It’s tough to complain about open office floor plans without making your colleagues feel like you’re complaining about them.
But I see it as a problem of environment not inhabitants because it’s the environment that amplifies innocent everyday existence into productivity-crushing distractions.
At the Agenda HQ all six of us sit around one giant table. I bring an apple to work almost every day and almost every day I come home with an uneaten apple. It’s not that I don’t want to eat the apple; it’s that I don’t want to audibly chomp on it while my teammates are trying work within arm’s reach.
I take my phone calls outside. I blow my nose in the bathroom.

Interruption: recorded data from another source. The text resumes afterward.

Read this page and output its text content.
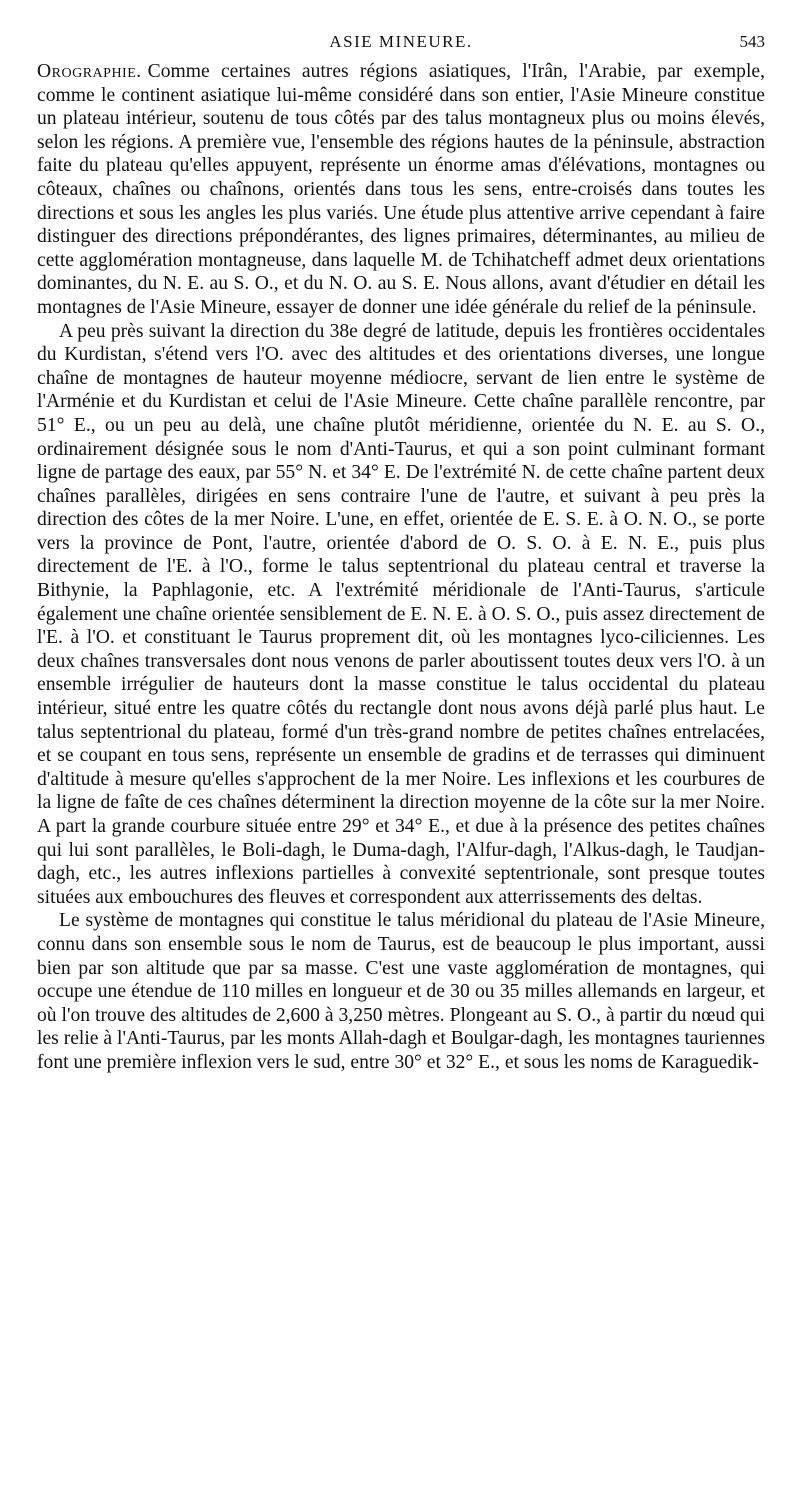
ASIE MINEURE.	543

Orographie. Comme certaines autres régions asiatiques, l'Irân, l'Arabie, par exemple, comme le continent asiatique lui-même considéré dans son entier, l'Asie Mineure constitue un plateau intérieur, soutenu de tous côtés par des talus montagneux plus ou moins élevés, selon les régions. A première vue, l'ensemble des régions hautes de la péninsule, abstraction faite du plateau qu'elles appuyent, représente un énorme amas d'élévations, montagnes ou côteaux, chaînes ou chaînons, orientés dans tous les sens, entre-croisés dans toutes les directions et sous les angles les plus variés. Une étude plus attentive arrive cependant à faire distinguer des directions prépondérantes, des lignes primaires, déterminantes, au milieu de cette agglomération montagneuse, dans laquelle M. de Tchihatcheff admet deux orientations dominantes, du N. E. au S. O., et du N. O. au S. E. Nous allons, avant d'étudier en détail les montagnes de l'Asie Mineure, essayer de donner une idée générale du relief de la péninsule.

A peu près suivant la direction du 38e degré de latitude, depuis les frontières occidentales du Kurdistan, s'étend vers l'O. avec des altitudes et des orientations diverses, une longue chaîne de montagnes de hauteur moyenne médiocre, servant de lien entre le système de l'Arménie et du Kurdistan et celui de l'Asie Mineure. Cette chaîne parallèle rencontre, par 51° E., ou un peu au delà, une chaîne plutôt méridienne, orientée du N. E. au S. O., ordinairement désignée sous le nom d'Anti-Taurus, et qui a son point culminant formant ligne de partage des eaux, par 55° N. et 34° E. De l'extrémité N. de cette chaîne partent deux chaînes parallèles, dirigées en sens contraire l'une de l'autre, et suivant à peu près la direction des côtes de la mer Noire. L'une, en effet, orientée de E. S. E. à O. N. O., se porte vers la province de Pont, l'autre, orientée d'abord de O. S. O. à E. N. E., puis plus directement de l'E. à l'O., forme le talus septentrional du plateau central et traverse la Bithynie, la Paphlagonie, etc. A l'extrémité méridionale de l'Anti-Taurus, s'articule également une chaîne orientée sensiblement de E. N. E. à O. S. O., puis assez directement de l'E. à l'O. et constituant le Taurus proprement dit, où les montagnes lyco-ciliciennes. Les deux chaînes transversales dont nous venons de parler aboutissent toutes deux vers l'O. à un ensemble irrégulier de hauteurs dont la masse constitue le talus occidental du plateau intérieur, situé entre les quatre côtés du rectangle dont nous avons déjà parlé plus haut. Le talus septentrional du plateau, formé d'un très-grand nombre de petites chaînes entrelacées, et se coupant en tous sens, représente un ensemble de gradins et de terrasses qui diminuent d'altitude à mesure qu'elles s'approchent de la mer Noire. Les inflexions et les courbures de la ligne de faîte de ces chaînes déterminent la direction moyenne de la côte sur la mer Noire. A part la grande courbure située entre 29° et 34° E., et due à la présence des petites chaînes qui lui sont parallèles, le Boli-dagh, le Duma-dagh, l'Alfur-dagh, l'Alkus-dagh, le Taudjan-dagh, etc., les autres inflexions partielles à convexité septentrionale, sont presque toutes situées aux embouchures des fleuves et correspondent aux atterrissements des deltas.

Le système de montagnes qui constitue le talus méridional du plateau de l'Asie Mineure, connu dans son ensemble sous le nom de Taurus, est de beaucoup le plus important, aussi bien par son altitude que par sa masse. C'est une vaste agglomération de montagnes, qui occupe une étendue de 110 milles en longueur et de 30 ou 35 milles allemands en largeur, et où l'on trouve des altitudes de 2,600 à 3,250 mètres. Plongeant au S. O., à partir du nœud qui les relie à l'Anti-Taurus, par les monts Allah-dagh et Boulgar-dagh, les montagnes tauriennes font une première inflexion vers le sud, entre 30° et 32° E., et sous les noms de Karaguedik-
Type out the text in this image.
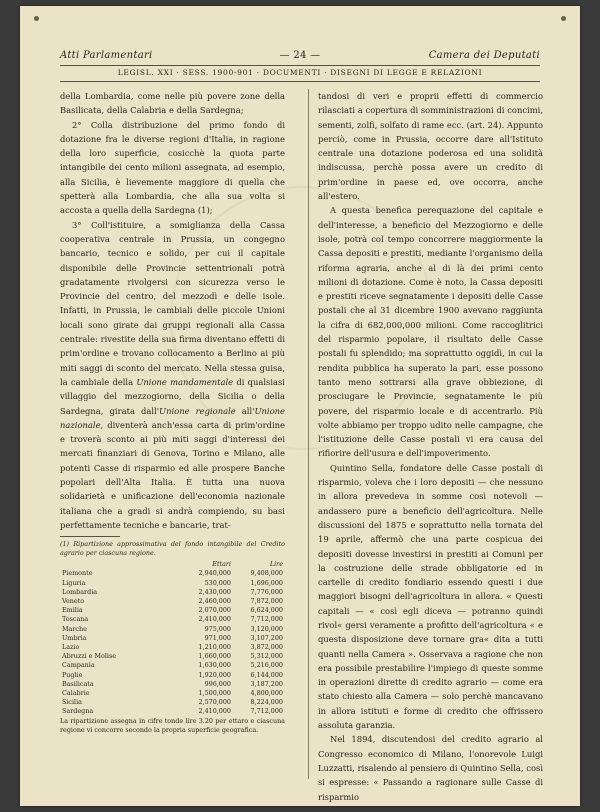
Atti Parlamentari	— 24 —	Camera dei Deputati
LEGISL. XXI · SESS. 1900-901 · DOCUMENTI · DISEGNI DI LEGGE E RELAZIONI

della Lombardia, come nelle più povere zone della Basilicata, della Calabria e della Sardegna;

2° Colla distribuzione del primo fondo di dotazione fra le diverse regioni d'Italia, in ragione della loro superficie, cosicchè la quota parte intangibile dei cento milioni assegnata, ad esempio, alla Sicilia, è lievemente maggiore di quella che spetterà alla Lombardia, che alla sua volta si accosta a quella della Sardegna (1);

3° Coll'istituire, a somiglianza della Cassa cooperativa centrale in Prussia, un congegno bancario, tecnico e solido, per cui il capitale disponibile delle Provincie settentrionali potrà gradatamente rivolgersi con sicurezza verso le Provincie del centro, del mezzodì e delle isole. Infatti, in Prussia, le cambiali delle piccole Unioni locali sono girate dai gruppi regionali alla Cassa centrale: rivestite della sua firma diventano effetti di prim'ordine e trovano collocamento a Berlino ai più miti saggi di sconto del mercato. Nella stessa guisa, la cambiale della Unione mandamentale di qualsiasi villaggio del mezzogiorno, della Sicilia o della Sardegna, girata dall'Unione regionale all'Unione nazionale, diventerà anch'essa carta di prim'ordine e troverà sconto ai più miti saggi d'interessi dei mercati finanziari di Genova, Torino e Milano, alle potenti Casse di risparmio ed alle prospere Banche popolari dell'Alta Italia. È tutta una nuova solidarietà e unificazione dell'economia nazionale italiana che a gradi si andrà compiendo, su basi perfettamente tecniche e bancarie, trat-

(1) Ripartizione approssimativa del fondo intangibile del Credito agrario per ciascuna regione.
	Ettari	Lire
Piemonte	2,940,000	9,408,000
Liguria	530,000	1,696,000
Lombardia	2,430,000	7,776,000
Veneto	2,460,000	7,872,000
Emilia	2,070,000	6,624,000
Toscana	2,410,000	7,712,000
Marche	975,000	3,120,000
Umbria	971,000	3,107,200
Lazio	1,210,000	3,872,000
Abruzzi e Molise	1,660,000	5,312,000
Campania	1,630,000	5,216,000
Puglie	1,920,000	6,144,000
Basilicata	996,000	3,187,200
Calabrie	1,500,000	4,800,000
Sicilia	2,570,000	8,224,000
Sardegna	2,410,000	7,712,000
La ripartizione assegna in cifre tonde lire 3.20 per ettaro e ciascuna regione vi concorre secondo la propria superficie geografica.

tandosi di veri e proprii effetti di commercio rilasciati a copertura di somministrazioni di concimi, sementi, zolfi, solfato di rame ecc. (art. 24). Appunto perciò, come in Prussia, occorre dare all'Istituto centrale una dotazione poderosa ed una solidità indiscussa, perchè possa avere un credito di prim'ordine in paese ed, ove occorra, anche all'estero.

A questa benefica perequazione del capitale e dell'interesse, a beneficio del Mezzogiorno e delle isole, potrà col tempo concorrere maggiormente la Cassa depositi e prestiti, mediante l'organismo della riforma agraria, anche al di là dei primi cento milioni di dotazione. Come è noto, la Cassa depositi e prestiti riceve segnatamente i depositi delle Casse postali che al 31 dicembre 1900 avevano raggiunta la cifra di 682,000,000 milioni. Come raccoglitrici del risparmio popolare, il risultato delle Casse postali fu splendido; ma soprattutto oggidì, in cui la rendita pubblica ha superato la pari, esse possono tanto meno sottrarsi alla grave obbiezione, di prosciugare le Provincie, segnatamente le più povere, del risparmio locale e di accentrarlo. Più volte abbiamo per troppo udito nelle campagne, che l'istituzione delle Casse postali vi era causa del rifiorire dell'usura e dell'impoverimento.

Quintino Sella, fondatore delle Casse postali di risparmio, voleva che i loro depositi — che nessuno in allora prevedeva in somme così notevoli — andassero pure a beneficio dell'agricoltura. Nelle discussioni del 1875 e soprattutto nella tornata del 19 aprile, affermò che una parte cospicua dei depositi dovesse investirsi in prestiti ai Comuni per la costruzione delle strade obbligatorie ed in cartelle di credito fondiario essendo questi i due maggiori bisogni dell'agricoltura in allora. « Questi capitali — « così egli diceva — potranno quindi rivol« gersi veramente a profitto dell'agricoltura « e questa disposizione deve tornare gra« dita a tutti quanti nella Camera ». Osservava a ragione che non era possibile prestabilire l'impiego di queste somme in operazioni dirette di credito agrario — come era stato chiesto alla Camera — solo perchè mancavano in allora istituti e forme di credito che offrissero assoluta garanzia.

Nel 1894, discutendosi del credito agrario al Congresso economico di Milano, l'onorevole Luigi Luzzatti, risalendo al pensiero di Quintino Sella, così si espresse: « Passando a ragionare sulle Casse di risparmio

I try to avoid putting offensively smelly foods in the microwave and feel like I real jerk when I zap broccoli or brussels sprouts because we all know they smell like straight up farts.
Short of my love of cruciferous vegetables, I put a considerable effort into trying to erase myself from a space designed to make me as accessible as possible. I do this in an attempt to avoid hindering everyone else’s productivity while sacrificing my own. And I know my colleagues are extending the same decency because in most open offices, everyone is tip-toeing around everyone else.
Proponents of open office floor plans who tout the benefits of collaboration and community bonding must have never stepped foot inside an open office.
Because you’re almost guaranteed to find most people trying to get as far away from each other as possible without leaving their physical space.
Headphones in. Music up. Heads down. Hello, manufactured isolation.
I’ve also seen people build mini fortresses out of large computer monitors to help cut down on visual distractions, in essence creating a makeshift cubicle.
And when it comes time for necessary collaboration? Subsets of the office population are most likely to be found exiting the communal space to find a conference room where they can speak freely and work most effectively together.
This is counter to the design assumption that open offices are ideal because they encourage collaboration in the public space for the majority of the work day but allow breakout rooms for occasional quiet solo work.
I’m sure everyone is different but this is the exact opposite of what I need in order to excel at my job.
I need space for quiet solo work for the majority of my day with conference rooms available for occasional collaborative group work.
When I’m writing at home (as I am right now) I stand up, move around and read my words aloud over and over and over again to make sure the cadence flows and the message makes sense. I absolutely never listen to music.
When I’m in the office I sit down, remain silent and listen to Spotify 100% of the time in an attempt to create a cocoon of creativity that, in the end, I succeed only in crushing. The work I create in the presence of other people is garbage compared to what I can do in isolation.
It might sound ridiculous but I believe there is a true psychological drain associated with making yourself a tolerable open office companion.
For me this manifests as stifled creativity, strain on interpersonal relationships and below average work performance.
I feel that my colleagues should be free to speak when they want, eat what they want and move how they want because I want to be free to do the same.
But if we do so in a space others also occupy, our totally normal and acceptable behaviors become a distraction. That’s a problem with the office design, not the people.